Shutdown: How Covid Shook the World’s Economy
Adam Tooze
Allen Lane, £25
Review by Jamie Maxwell
The year 2020, historian Adam Tooze writes in Shutdown, his brilliant, bracing account of the Covid pandemic and its protracted political aftermath, was “merely a moment in a process of escalation”; a trial-run for the “systemic mega-crises” to come. The “shocks of the Anthropocene”, he warns, are not going to arrive “in neat sequence”.
Tooze is dazzled by the power of two radically different institutions: the Chinese Communist Party (CCP) under Xi Jinping and the US Federal Reserve. Beijing’s hard-line response to the virus meant that China had effectively contained its domestic Covid outbreak by the end of February last year, just as the chaotic liberal democracies of the West were beginning to grapple with the reality of SARS-CoV-2. At the same time, without the extraordinary borrowing and liquidity measures enacted by Fed Chair Jerome Powell, the entire global financial system could have buckled under the weight of an unprecedented economic contraction.

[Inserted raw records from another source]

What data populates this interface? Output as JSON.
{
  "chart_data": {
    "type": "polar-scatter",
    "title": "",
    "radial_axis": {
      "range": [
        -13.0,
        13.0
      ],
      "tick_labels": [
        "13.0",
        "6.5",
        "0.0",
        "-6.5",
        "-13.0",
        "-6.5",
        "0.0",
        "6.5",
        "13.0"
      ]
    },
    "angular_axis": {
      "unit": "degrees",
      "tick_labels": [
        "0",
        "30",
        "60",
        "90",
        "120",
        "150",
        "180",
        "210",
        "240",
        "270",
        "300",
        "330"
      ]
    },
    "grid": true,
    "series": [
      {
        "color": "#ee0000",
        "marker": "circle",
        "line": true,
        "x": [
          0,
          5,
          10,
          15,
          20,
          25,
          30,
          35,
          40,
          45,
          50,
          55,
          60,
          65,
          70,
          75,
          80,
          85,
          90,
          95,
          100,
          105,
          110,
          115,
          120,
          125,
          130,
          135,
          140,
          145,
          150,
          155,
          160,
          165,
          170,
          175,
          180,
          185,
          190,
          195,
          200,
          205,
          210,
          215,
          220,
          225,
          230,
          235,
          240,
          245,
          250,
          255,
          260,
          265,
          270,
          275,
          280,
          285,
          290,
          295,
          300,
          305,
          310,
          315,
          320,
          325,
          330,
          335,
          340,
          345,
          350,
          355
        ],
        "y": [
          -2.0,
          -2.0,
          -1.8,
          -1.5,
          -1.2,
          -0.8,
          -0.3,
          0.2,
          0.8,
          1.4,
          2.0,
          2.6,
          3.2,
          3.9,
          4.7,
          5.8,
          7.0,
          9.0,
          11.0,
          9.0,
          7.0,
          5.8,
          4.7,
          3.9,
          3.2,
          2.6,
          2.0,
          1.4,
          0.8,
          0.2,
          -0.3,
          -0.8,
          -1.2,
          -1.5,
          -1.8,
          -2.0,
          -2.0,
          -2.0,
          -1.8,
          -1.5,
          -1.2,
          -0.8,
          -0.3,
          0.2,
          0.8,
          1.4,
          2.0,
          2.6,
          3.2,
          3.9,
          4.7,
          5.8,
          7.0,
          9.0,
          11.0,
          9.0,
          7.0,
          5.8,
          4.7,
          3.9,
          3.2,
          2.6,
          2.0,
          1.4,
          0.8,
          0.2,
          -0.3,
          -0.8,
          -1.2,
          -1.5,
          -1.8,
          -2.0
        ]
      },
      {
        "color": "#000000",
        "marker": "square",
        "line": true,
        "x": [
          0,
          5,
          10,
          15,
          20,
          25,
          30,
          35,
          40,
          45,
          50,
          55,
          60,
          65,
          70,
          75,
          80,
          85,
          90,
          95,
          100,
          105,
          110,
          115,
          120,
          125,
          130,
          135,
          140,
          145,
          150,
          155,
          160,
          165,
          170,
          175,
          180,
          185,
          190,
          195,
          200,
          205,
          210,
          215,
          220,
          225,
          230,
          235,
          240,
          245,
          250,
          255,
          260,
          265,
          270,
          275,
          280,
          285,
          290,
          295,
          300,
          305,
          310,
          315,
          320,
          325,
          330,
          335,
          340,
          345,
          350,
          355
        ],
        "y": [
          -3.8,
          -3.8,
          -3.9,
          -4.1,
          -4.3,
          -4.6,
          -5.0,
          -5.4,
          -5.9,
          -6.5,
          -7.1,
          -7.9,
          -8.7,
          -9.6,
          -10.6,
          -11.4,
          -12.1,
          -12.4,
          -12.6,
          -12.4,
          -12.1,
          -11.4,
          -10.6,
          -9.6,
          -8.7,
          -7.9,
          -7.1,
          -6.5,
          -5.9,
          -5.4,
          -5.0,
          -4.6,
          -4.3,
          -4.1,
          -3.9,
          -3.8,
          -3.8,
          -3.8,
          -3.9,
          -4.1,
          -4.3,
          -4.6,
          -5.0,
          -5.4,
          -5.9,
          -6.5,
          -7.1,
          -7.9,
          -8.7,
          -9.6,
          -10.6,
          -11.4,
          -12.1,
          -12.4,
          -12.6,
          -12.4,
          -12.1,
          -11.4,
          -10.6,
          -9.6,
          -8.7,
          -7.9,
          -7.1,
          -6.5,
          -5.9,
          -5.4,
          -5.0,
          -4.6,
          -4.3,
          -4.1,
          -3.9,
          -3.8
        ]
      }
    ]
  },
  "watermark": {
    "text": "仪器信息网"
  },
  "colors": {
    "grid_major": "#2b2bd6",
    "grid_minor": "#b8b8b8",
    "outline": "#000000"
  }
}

More than three billion adults were furloughed or forced to work from home during the first half of last year, Tooze writes. Some 1.6 billion children had their education disrupted. $10 trillion worth of earnings were lost. Never before have so many people simultaneously suffered “such serious interruption to their daily lives”.
Xi understood the significance of the moment in a way Western leaders did not, Tooze believes. With Europe and the US riven by domestic political disunity, and Britain distracted by Brexit, China seized the geostrategic initiative, striking massive new trade deals in the Asian Pacific, writing off huge chunks of Third World debt, and positioning itself at the head of the global fight against climate change. The year 2020 marked a turning point; the end of the long neoliberal arc that began in the late 1970s. It’s no coincidence that Covid death rates have concentrated in Latin America, the most socially stratified continent on earth, and the US, where healthcare is administered by a patchwork of private companies. The UK’s capacity to deal with the pandemic, particularly in its early stages, was hampered by a decade of Tory-imposed spending cuts.
At 300 pages, Shutdown is half the length of Tooze’s last book, Crashed, which covered the fallout from the 2008 financial crisis. Yet it is similarly nuanced and wide-ranging. Tooze has the impressive ability, as a writer, to contextualise historical events as they unfold. Trumpism, he argues, is more an “attitude” than an “articulation of social forces” and shouldn’t, therefore, be thought of as fascist.
The increasingly urgent reality of environmental breakdown surfaces time and time again in Tooze’s thinking. The defeat of organized labour in the 1980s and 1990s has hobbled the left and robbed Europe and North America of the revolutionary pressure needed, at previous points in history, to prompt far-reaching social change. As the experience of Covid has demonstrated, Western market democracies are weak; their political systems deadlocked by obstructionism. Only enlightened elites, like Jerome Powell, and authoritarian technocrats, like Xi Jinping, are equipped to manage the looming climate turbulence of the 21st century.
This vision of the future sounds grim, Tooze concedes, but time is running out and humanity’s political horizons are narrowing. We are entering a new era of policy “ad hockery”, in which the challenge, for our leaders, will be “to rationalise a path between ‘one size fits all’ and ‘anything goes’.”
Tooze’s assessment of China’s post-Covid ascent may be overstated. How much of the CCP’s rhetoric of recovery should we take at face value? But his damning appraisal of the West is impossible to refute. We knew another major pandemic was coming and we had the resources to cope. If, as Tooze suggests, Covid has been a testbed for climate, the outlook, from this part of the world at least, is not good.